Four top LTTE members arrested in Malaysia

July 04, 2014 07:30 pm | Updated November 16, 2021 07:11 pm IST - Kuala Lumpur

Four suspected Tamil Tigers, including a man allegedly involved in the 1999 assassination attempt on the then Sri Lankan President Chandrika Kumaratunga, have been arrested here for trying to revive the LTTE and making Malaysia a base for its operations.

The four suspected members of the Liberation Tiger of Tamil Eelam (LTTE) were arrested in a series of anti-terrorism operations in Klang Valley on Thursday, police said on Friday.

The men, believed to be senior ranking members of the now defunct terror organisation, were detained by Special Branch’s Counter-Terrorism Division (SB-CTD) operatives.

The men were believed to be trying to revive the LTTE and make Malaysia a base for its operations, the New Strait Times reported.

Inspector-General of Police Khalid Abu Bakar said the suspects include a man wanted for his alleged involvement in the attempted assassination of the then Sri Lankan president Kumaratunga in 1999.

She lost vision in her right eye in the assassination attempt by the Tamil Tigers at her final election rally at Colombo Town Hall premises on December 18, 1999.

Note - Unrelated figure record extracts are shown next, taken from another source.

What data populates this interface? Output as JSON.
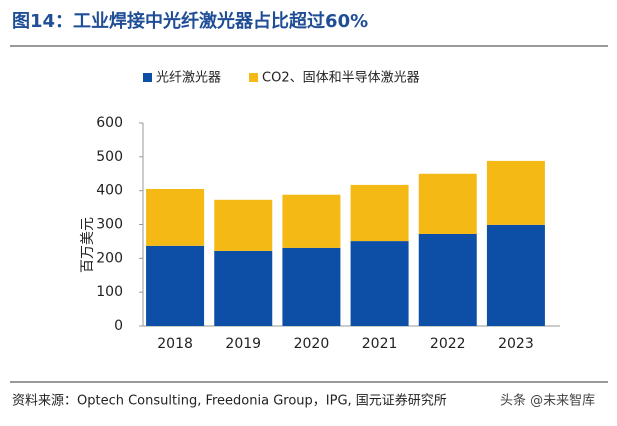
{
  "chart_data": {
    "type": "stacked-bar",
    "title": "图14：工业焊接中光纤激光器占比超过60%",
    "y_label": "百万美元",
    "categories": [
      "2018",
      "2019",
      "2020",
      "2021",
      "2022",
      "2023"
    ],
    "series": [
      {
        "name": "光纤激光器",
        "color": "#0d4ea6",
        "values": [
          237,
          222,
          231,
          251,
          272,
          299
        ]
      },
      {
        "name": "CO2、固体和半导体激光器",
        "color": "#f5b915",
        "values": [
          168,
          151,
          157,
          166,
          178,
          189
        ]
      }
    ],
    "ylim": [
      0,
      600
    ],
    "yticks": [
      0,
      100,
      200,
      300,
      400,
      500,
      600
    ],
    "legend": "top",
    "source": "资料来源：Optech Consulting, Freedonia Group，IPG, 国元证券研究所",
    "watermark": "头条 @未来智库"
  }
}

“Police believed that one of three other suspects, who holds a United Nations’s High Commissioner for Refugees (UNHCR) identity card, is a LTTE bomb expert,” Abu Bakar was quoted as saying.

“Another suspect was identified as an accomplice to another suspect, whom SB-CTD arrested on May 14 for involvement in a plan to attack foreign consulates in Chennai and Bangalore,” he said.

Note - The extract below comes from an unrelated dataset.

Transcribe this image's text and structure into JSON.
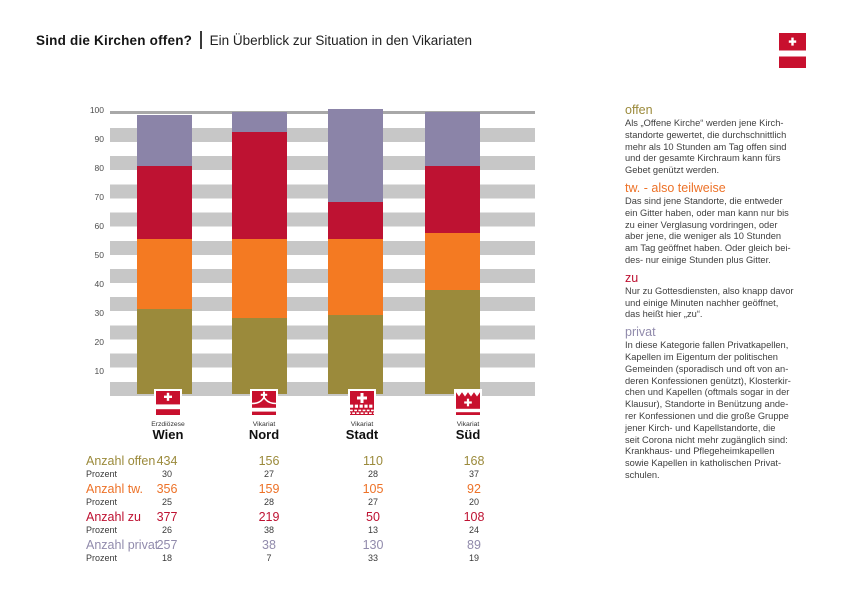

“The man was also involved in forging travel documents and student passes, and in human trafficking activities,” Mr. Khalid said in a statement.

He said the police also confiscated a cache of counterfeit passports of multiple nations, as well as counterfeited rubber stamps of the Immigration Department and foreign embassies during the operations.

The fourth suspect was alleged to be responsible in gathering intelligence for LTTE’s attacks.

The arrests come after three Sri Lankans, including two refugees, were deported in May amid a crackdown on suspected militants.

The LTTE was defeated in a military campaign in 2009, ending a nearly three decades-long civil war in Sri Lanka.